Ebenfalls bereits in den 70ern hat Davidson die ersten Geschichten veröffentlicht, in deren Mittelpunkt Jack Limekiller und seine merkwürdigen Erlebnisse in British Hidalgo – einem fiktiven, nach dem Vorbild von Britisch-Honduras (dem heutigen Belize) modellierten zentralamerikanischen Staat – stehen und zu denen Davidson durch zwei längere Aufenthalte in Britisch-Honduras Mitte und Ende der 60er Jahre inspiriert wurde. Zehn Jahre nach seinem Tod sind sie gesammelt in Limekiller! (2003) erschienen.
Kurzgeschichten hat Davidson also in den 70er Jahren noch geschrieben (und auch in den 80ern und 90ern bis kurz vor seinem Tod), aber nach 1973 nur noch einen einzigen Roman (denn Peregrine: Secundus besteht aus zwei langen Erzählungen) bzw. deren zwei, wenn man den zusammen mit seiner Ex-Frau Grania Davis verfassten Marco Polo and the Sleeping Beauty (1988) mit dazunimmt. Und bei seinen Kurzgeschichten fällt auf, dass sein zwar manirierter, aber immer präziser und kontrollierter Stil sich allmählich verändert, dass die schon immer zu findenden Abschweifungen häufiger und länger werden und ihrerseits Abschweifungen generieren, und dass die eine oder andere gute Idee unter dem Ballast der Worte mehr oder weniger verschwindet (gut zu beobachten in den o.e. Stories um Doctor Eszterhazy). Irgendwann hat Davidson diese Schwächeperiode aber überwunden und konnte in seinen letzten Lebensjahren wieder an die Qualität seiner frühen Geschichten anknüpfen.

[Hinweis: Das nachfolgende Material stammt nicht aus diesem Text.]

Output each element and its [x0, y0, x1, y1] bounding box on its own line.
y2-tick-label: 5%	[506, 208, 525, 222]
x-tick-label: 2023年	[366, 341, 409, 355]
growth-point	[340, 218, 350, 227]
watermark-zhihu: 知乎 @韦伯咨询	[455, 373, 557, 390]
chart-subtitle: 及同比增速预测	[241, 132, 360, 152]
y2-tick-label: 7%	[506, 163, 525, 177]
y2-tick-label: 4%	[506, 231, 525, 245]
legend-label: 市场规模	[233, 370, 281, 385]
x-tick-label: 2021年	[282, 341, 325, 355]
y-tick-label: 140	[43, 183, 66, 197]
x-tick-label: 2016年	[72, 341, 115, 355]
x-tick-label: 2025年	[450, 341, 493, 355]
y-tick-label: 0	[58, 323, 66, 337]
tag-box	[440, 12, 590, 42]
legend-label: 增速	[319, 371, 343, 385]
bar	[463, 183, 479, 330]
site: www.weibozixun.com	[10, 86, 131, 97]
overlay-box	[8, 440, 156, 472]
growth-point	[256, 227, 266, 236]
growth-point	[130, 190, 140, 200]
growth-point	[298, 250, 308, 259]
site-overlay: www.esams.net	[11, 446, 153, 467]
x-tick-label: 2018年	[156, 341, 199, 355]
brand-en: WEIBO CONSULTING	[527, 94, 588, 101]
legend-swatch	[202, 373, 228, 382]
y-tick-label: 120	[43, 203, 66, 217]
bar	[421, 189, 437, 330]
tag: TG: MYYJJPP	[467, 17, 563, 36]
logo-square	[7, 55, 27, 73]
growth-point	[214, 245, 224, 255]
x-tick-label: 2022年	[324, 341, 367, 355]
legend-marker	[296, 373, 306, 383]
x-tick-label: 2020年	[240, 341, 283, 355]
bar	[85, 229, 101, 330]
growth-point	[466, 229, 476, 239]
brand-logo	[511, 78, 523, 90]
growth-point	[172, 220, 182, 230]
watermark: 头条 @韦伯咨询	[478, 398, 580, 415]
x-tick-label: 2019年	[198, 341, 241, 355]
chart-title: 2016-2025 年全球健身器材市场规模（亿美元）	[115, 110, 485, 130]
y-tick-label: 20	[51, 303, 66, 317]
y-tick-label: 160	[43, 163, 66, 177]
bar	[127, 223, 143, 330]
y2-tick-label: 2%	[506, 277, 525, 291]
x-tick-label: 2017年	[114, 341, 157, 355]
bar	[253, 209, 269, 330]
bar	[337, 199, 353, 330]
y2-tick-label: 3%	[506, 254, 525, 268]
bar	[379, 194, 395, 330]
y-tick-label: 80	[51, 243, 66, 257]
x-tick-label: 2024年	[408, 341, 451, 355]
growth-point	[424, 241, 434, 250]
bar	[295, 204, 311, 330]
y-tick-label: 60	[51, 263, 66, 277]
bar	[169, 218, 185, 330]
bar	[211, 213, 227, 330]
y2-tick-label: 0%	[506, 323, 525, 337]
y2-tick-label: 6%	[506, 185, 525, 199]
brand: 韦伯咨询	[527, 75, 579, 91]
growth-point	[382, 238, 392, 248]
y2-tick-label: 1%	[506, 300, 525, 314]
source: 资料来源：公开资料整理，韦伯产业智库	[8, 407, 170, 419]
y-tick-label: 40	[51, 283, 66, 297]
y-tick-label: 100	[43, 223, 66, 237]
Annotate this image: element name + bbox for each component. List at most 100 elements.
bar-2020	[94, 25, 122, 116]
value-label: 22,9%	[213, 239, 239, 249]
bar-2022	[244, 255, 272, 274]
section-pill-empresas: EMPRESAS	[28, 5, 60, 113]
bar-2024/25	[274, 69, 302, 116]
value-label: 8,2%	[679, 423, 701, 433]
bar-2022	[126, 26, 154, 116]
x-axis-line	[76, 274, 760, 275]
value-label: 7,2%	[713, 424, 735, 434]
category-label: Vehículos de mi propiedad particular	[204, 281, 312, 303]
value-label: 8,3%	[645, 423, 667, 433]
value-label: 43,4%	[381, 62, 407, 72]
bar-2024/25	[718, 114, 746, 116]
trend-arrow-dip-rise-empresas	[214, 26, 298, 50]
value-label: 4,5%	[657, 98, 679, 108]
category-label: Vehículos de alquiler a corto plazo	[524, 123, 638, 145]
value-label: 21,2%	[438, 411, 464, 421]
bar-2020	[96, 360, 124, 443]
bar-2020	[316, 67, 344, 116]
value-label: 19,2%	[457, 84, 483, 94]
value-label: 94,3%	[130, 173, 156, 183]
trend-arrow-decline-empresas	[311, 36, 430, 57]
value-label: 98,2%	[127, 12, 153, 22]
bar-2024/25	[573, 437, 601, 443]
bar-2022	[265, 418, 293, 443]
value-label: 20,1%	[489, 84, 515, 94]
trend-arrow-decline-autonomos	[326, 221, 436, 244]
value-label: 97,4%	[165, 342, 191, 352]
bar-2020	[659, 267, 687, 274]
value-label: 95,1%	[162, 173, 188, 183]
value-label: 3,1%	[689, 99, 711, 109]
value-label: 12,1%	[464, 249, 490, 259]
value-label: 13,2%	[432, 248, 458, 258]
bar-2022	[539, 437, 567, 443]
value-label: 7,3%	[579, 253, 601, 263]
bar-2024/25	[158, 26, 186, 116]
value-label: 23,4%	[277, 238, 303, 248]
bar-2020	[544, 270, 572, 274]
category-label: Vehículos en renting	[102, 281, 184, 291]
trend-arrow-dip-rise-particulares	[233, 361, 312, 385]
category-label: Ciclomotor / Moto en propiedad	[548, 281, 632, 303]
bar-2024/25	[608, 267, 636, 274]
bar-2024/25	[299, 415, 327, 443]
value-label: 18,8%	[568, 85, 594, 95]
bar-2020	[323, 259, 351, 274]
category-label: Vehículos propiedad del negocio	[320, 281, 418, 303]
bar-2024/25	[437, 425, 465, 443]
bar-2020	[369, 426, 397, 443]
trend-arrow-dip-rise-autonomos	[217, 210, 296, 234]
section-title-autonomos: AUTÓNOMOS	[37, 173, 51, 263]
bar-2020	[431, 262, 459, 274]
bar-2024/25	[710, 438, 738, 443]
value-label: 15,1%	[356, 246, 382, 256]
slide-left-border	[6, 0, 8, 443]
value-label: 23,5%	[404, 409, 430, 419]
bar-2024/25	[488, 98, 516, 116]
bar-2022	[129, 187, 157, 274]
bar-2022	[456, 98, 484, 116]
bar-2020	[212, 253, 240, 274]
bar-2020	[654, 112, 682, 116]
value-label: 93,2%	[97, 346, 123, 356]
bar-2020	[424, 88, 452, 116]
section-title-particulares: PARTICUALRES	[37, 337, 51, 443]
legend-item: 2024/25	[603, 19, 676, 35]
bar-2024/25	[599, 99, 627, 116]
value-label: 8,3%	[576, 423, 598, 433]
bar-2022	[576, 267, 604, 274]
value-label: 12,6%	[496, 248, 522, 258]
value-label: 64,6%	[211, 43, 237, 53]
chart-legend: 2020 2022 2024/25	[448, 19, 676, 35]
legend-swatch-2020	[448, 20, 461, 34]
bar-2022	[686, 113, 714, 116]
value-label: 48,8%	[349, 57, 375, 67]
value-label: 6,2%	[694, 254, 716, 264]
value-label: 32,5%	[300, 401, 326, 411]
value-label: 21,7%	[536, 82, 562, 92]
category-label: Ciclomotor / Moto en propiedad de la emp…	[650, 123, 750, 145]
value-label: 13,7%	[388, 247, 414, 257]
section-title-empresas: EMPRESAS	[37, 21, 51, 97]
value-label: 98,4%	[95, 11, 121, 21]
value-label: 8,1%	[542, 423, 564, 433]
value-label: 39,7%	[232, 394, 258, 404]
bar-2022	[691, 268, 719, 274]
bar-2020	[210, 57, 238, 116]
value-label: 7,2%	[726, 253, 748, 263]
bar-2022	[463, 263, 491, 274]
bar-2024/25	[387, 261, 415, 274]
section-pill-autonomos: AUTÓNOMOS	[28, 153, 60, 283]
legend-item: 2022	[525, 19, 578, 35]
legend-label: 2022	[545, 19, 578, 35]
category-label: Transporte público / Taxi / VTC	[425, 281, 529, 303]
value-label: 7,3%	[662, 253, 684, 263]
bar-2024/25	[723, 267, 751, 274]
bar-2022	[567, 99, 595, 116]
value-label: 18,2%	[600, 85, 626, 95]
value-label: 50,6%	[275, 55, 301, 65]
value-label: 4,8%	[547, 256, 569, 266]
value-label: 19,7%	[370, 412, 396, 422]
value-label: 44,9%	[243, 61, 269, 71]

Nur seine Romanzyklen hat er nicht mehr beendet. Das ist vor allem im Hinblick auf die Vergil Magus Sequenz bedauerlich, von der vor einigen Jahren noch ein dritter Band – der wiederum zeitlich früher als die Vorgängerbände angesiedelt ist – in einer kleinauflagigen Liebhaberedition unter dem Titel The Scarlet Fig; or Slowly Through a Land of Stone (2005) veröffentlicht wurde. Und somit bleibt das, was Avram Davidson einst als “a trinity of trilogies” geplant hatte, und für das er umfangreiche Recherchen betrieben und eine Matrix aus Querverweisen und Hintergrundmaterial geschaffen hatte, letztlich ein Fragment. Aber auch die Nichtfortsetzung von The Island Under the Earth ist bedauerlich, auch wenn der Roman an die Vergil Magus Sequenz nicht herankommt.
Es ließe sich noch viel über Avram Davidson schreiben – etwa darüber, dass es wohl nicht immer leicht war, mit ihm umzugehen; oder darüber, dass er ein unglaublich belesener Mann gewesen sein muss, der über ein beinahe enzyklopädisches Wissen verfügt hat (was man einerseits sehr schön an den Essays in Adventures in Unhistory (1993) sehen kann, in denen er sich mit den Fakten hinter diversen Legenden – u.a. über den Phoenix, Prester John oder Hyperborea – auseinandergesetzt hat, und was man z.B. in den Vergil-Romanen deutlich spürt); oder auch darüber, dass die deutschen Leser und Leserinnen nur rund zwei Dutzend Kurzgeschichten (etliche davon – vor allem frühe – in einigen Utopia-Zukunft-Storybänden) kennenlernen können, weil er als gläubiger Jude keine Rechte nach Deutschland verkaufen wollte; oder man könnte noch erwähnen, dass Davidson zu Anfang seiner Karriere auch ein erfolgreicher Krimiautor war.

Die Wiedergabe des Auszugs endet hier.